Salto | Luis Pérez
Unos doscientos liceales, compañeros del adolescente Camilo Sebastián Correa Amaro (16), que muriera atropellado por un conductor que presentó 2,8 de alcohol en la sangre y se fue del lugar, le escracharon ayer al mediodía el comercio ubicado en el centro de Salto. Como informara El País, el accidente ocurrió en la mañana del domingo y el joven se convirtió en la víctima número 19 en lo que va de 2008. Otro joven que lo acompañaba está grave. El objetivo de los estudiantes fue la panadería del conductor de la camioneta que protagonizara la tragedia y que está emplazado por la Justicia.
Unos 200 estudiantes con pancartas y gritando por justicia, se instalaron en la esquina de las calles 19 de Abril y Bilbao sobre las 14.30 de ayer y obligaron al cierre del local y la presencia policial.

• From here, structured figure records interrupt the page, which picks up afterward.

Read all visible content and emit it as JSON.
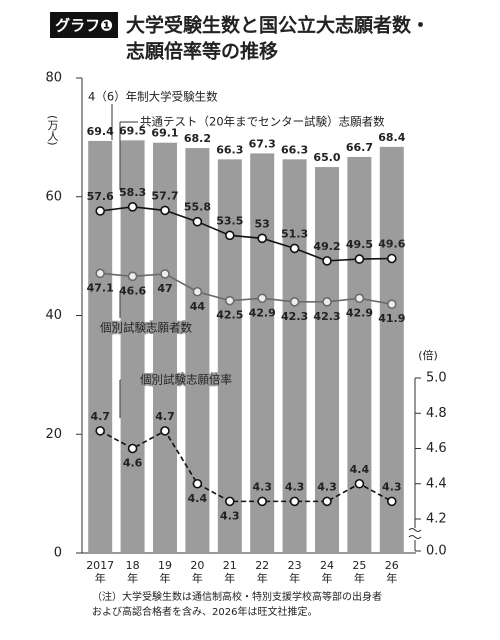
{
  "chart_data": {
    "type": "bar",
    "badge": "グラフ❶",
    "title_lines": [
      "大学受験生数と国公立大志願者数・",
      "志願倍率等の推移"
    ],
    "ylabel": "(万人)",
    "y2label": "(倍)",
    "categories": [
      "2017年",
      "18年",
      "19年",
      "20年",
      "21年",
      "22年",
      "23年",
      "24年",
      "25年",
      "26年"
    ],
    "ylim": [
      0,
      80
    ],
    "yticks": [
      0,
      20,
      40,
      60,
      80
    ],
    "y2lim": [
      0,
      5.0
    ],
    "y2ticks": [
      {
        "value": 0,
        "label": "0.0"
      },
      4.2,
      4.4,
      4.6,
      4.8,
      {
        "value": 5,
        "label": "5.0"
      }
    ],
    "y2_break": true,
    "series": [
      {
        "name": "4（6）年制大学受験生数",
        "type": "bar",
        "color": "#9c9c9c",
        "values": [
          69.4,
          69.5,
          69.1,
          68.2,
          66.3,
          67.3,
          66.3,
          65.0,
          66.7,
          68.4
        ],
        "value_labels": [
          "69.4",
          "69.5",
          "69.1",
          "68.2",
          "66.3",
          "67.3",
          "66.3",
          "65.0",
          "66.7",
          "68.4"
        ]
      },
      {
        "name": "共通テスト（20年までセンター試験）志願者数",
        "type": "line",
        "color": "#111111",
        "values": [
          57.6,
          58.3,
          57.7,
          55.8,
          53.5,
          53.0,
          51.3,
          49.2,
          49.5,
          49.6
        ]
      },
      {
        "name": "個別試験志願者数",
        "type": "line",
        "color": "#6a6a6a",
        "values": [
          47.1,
          46.6,
          47.0,
          44.0,
          42.5,
          42.9,
          42.3,
          42.3,
          42.9,
          41.9
        ]
      },
      {
        "name": "個別試験志願倍率",
        "type": "line",
        "axis": "y2",
        "dashed": true,
        "color": "#111111",
        "values": [
          4.7,
          4.6,
          4.7,
          4.4,
          4.3,
          4.3,
          4.3,
          4.3,
          4.4,
          4.3
        ]
      }
    ],
    "notes": [
      "（注）大学受験生数は通信制高校・特別支援学校高等部の出身者",
      "および高認合格者を含み、2026年は旺文社推定。"
    ]
  }
}
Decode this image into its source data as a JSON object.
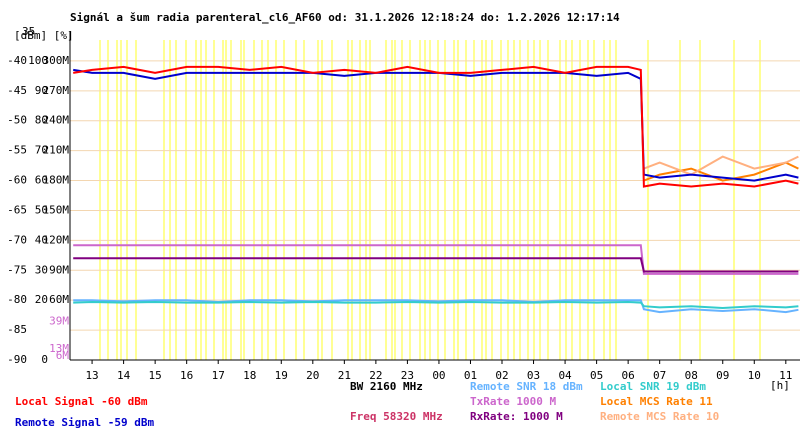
{
  "chart_data": {
    "type": "line",
    "title": "Signál a šum radia parenteral_cl6_AF60 od: 31.1.2026 12:18:24 do: 1.2.2026 12:17:14",
    "y_units_label": "[dBm] [%]",
    "top_label": "35",
    "x_unit_label": "[h]",
    "xlim": [
      -0.7,
      22.45
    ],
    "xticks": [
      {
        "value": 0,
        "label": "13"
      },
      {
        "value": 1,
        "label": "14"
      },
      {
        "value": 2,
        "label": "15"
      },
      {
        "value": 3,
        "label": "16"
      },
      {
        "value": 4,
        "label": "17"
      },
      {
        "value": 5,
        "label": "18"
      },
      {
        "value": 6,
        "label": "19"
      },
      {
        "value": 7,
        "label": "20"
      },
      {
        "value": 8,
        "label": "21"
      },
      {
        "value": 9,
        "label": "22"
      },
      {
        "value": 10,
        "label": "23"
      },
      {
        "value": 11,
        "label": "00"
      },
      {
        "value": 12,
        "label": "01"
      },
      {
        "value": 13,
        "label": "02"
      },
      {
        "value": 14,
        "label": "03"
      },
      {
        "value": 15,
        "label": "04"
      },
      {
        "value": 16,
        "label": "05"
      },
      {
        "value": 17,
        "label": "06"
      },
      {
        "value": 18,
        "label": "07"
      },
      {
        "value": 19,
        "label": "08"
      },
      {
        "value": 20,
        "label": "09"
      },
      {
        "value": 21,
        "label": "10"
      },
      {
        "value": 22,
        "label": "11"
      }
    ],
    "ylim": [
      -90,
      -36.5
    ],
    "yticks": [
      -40,
      -45,
      -50,
      -55,
      -60,
      -65,
      -70,
      -75,
      -80,
      -85,
      -90
    ],
    "percent_labels": [
      "100",
      "90",
      "80",
      "70",
      "60",
      "50",
      "40",
      "30",
      "20",
      null,
      "0"
    ],
    "rate_labels": [
      "300M",
      "270M",
      "240M",
      "210M",
      "180M",
      "150M",
      "120M",
      "90M",
      "60M",
      null,
      null
    ],
    "extra_rate_labels": [
      {
        "value": -83.6,
        "label": "39M"
      },
      {
        "value": -88.2,
        "label": "13M"
      },
      {
        "value": -89.3,
        "label": "6M"
      }
    ],
    "grid": true,
    "x": [
      -0.6,
      0,
      1,
      2,
      3,
      4,
      5,
      6,
      7,
      8,
      9,
      10,
      11,
      12,
      13,
      14,
      15,
      16,
      17,
      17.4,
      17.5,
      18,
      19,
      20,
      21,
      22,
      22.4
    ],
    "series": [
      {
        "name": "Remote SNR 18 dBm",
        "color": "#66b3ff",
        "values": [
          -80,
          -80,
          -80.2,
          -80,
          -80,
          -80.3,
          -80,
          -80,
          -80.2,
          -80,
          -80,
          -80,
          -80.2,
          -80,
          -80,
          -80.3,
          -80,
          -80,
          -80,
          -80,
          -81.5,
          -82,
          -81.5,
          -81.8,
          -81.5,
          -82,
          -81.6
        ]
      },
      {
        "name": "Local SNR 19 dBm",
        "color": "#33cccc",
        "values": [
          -80.4,
          -80.3,
          -80.4,
          -80.3,
          -80.4,
          -80.4,
          -80.3,
          -80.4,
          -80.3,
          -80.4,
          -80.4,
          -80.3,
          -80.4,
          -80.3,
          -80.4,
          -80.4,
          -80.3,
          -80.4,
          -80.3,
          -80.4,
          -81,
          -81.2,
          -81,
          -81.3,
          -81,
          -81.2,
          -81
        ]
      },
      {
        "name": "TxRate 1000 M",
        "color": "#cc66cc",
        "values": [
          -70.8,
          -70.8,
          -70.8,
          -70.8,
          -70.8,
          -70.8,
          -70.8,
          -70.8,
          -70.8,
          -70.8,
          -70.8,
          -70.8,
          -70.8,
          -70.8,
          -70.8,
          -70.8,
          -70.8,
          -70.8,
          -70.8,
          -70.8,
          -75.6,
          -75.6,
          -75.6,
          -75.6,
          -75.6,
          -75.6,
          -75.6
        ]
      },
      {
        "name": "RxRate: 1000 M",
        "color": "#800080",
        "values": [
          -73,
          -73,
          -73,
          -73,
          -73,
          -73,
          -73,
          -73,
          -73,
          -73,
          -73,
          -73,
          -73,
          -73,
          -73,
          -73,
          -73,
          -73,
          -73,
          -73,
          -75.2,
          -75.2,
          -75.2,
          -75.2,
          -75.2,
          -75.2,
          -75.2
        ]
      },
      {
        "name": "Local MCS Rate 11",
        "color": "#ff8000",
        "values": [
          null,
          null,
          null,
          null,
          null,
          null,
          null,
          null,
          null,
          null,
          null,
          null,
          null,
          null,
          null,
          null,
          null,
          null,
          null,
          null,
          -60,
          -59,
          -58,
          -60,
          -59,
          -57,
          -58
        ]
      },
      {
        "name": "Remote MCS Rate 10",
        "color": "#ffb080",
        "values": [
          null,
          null,
          null,
          null,
          null,
          null,
          null,
          null,
          null,
          null,
          null,
          null,
          null,
          null,
          null,
          null,
          null,
          null,
          null,
          null,
          -58,
          -57,
          -59,
          -56,
          -58,
          -57,
          -56
        ]
      },
      {
        "name": "Remote Signal -59 dBm",
        "color": "#0000cc",
        "values": [
          -41.5,
          -42,
          -42,
          -43,
          -42,
          -42,
          -42,
          -42,
          -42,
          -42.5,
          -42,
          -42,
          -42,
          -42.5,
          -42,
          -42,
          -42,
          -42.5,
          -42,
          -43,
          -59,
          -59.5,
          -59,
          -59.5,
          -60,
          -59,
          -59.5
        ]
      },
      {
        "name": "Local Signal -60 dBm",
        "color": "#ff0000",
        "values": [
          -42,
          -41.5,
          -41,
          -42,
          -41,
          -41,
          -41.5,
          -41,
          -42,
          -41.5,
          -42,
          -41,
          -42,
          -42,
          -41.5,
          -41,
          -42,
          -41,
          -41,
          -41.5,
          -61,
          -60.5,
          -61,
          -60.5,
          -61,
          -60,
          -60.5
        ]
      }
    ],
    "bandwidth_label": "BW 2160 MHz",
    "frequency_label": "Freq 58320 MHz"
  }
}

desvíos. Los inspectores de la Intendencia debieron desviar el tránsito en varios puntos de la zona Este para evitar el congestionamiento vehicular. Este desvío seguía ayer en la noche ya que los estudiantes volvieron sobre las 19 horas a las puertas del comercio con las intenciones de hacer una vigilia. Varios policías con la participación de la División Técnica, que filmó todo el movimiento, mantenían al grupo sin que pisaran la vereda del comercio, controlando la situación. Esta reacción de los compañeros de Camilo, a los que se sumaron por algún momento personas mayores, fue a consecuencia de que al conductor de la camioneta la prueba de espirometría le dio 2,8 de alcohol en la sangre cuando el máximo permitido es 0,8.
Además, el mismo se retiró del lugar después de haber chocado con la moto. El comerciante fue dejado en libertad "sin perjuicio" el domingo tras prestar declaración ante la jueza penal de 4to. Turno. Este accidente dejó grave también a Alvaro Gracés de 17 años, que viajaba como acompañante en la moto. Ayer continuaba en el CTI y su nombre por justicia se sumó a los cánticos de los estudiantes. Camilo Correa era único hijo y pertenecía al plantel de jóvenes del Rotary Club.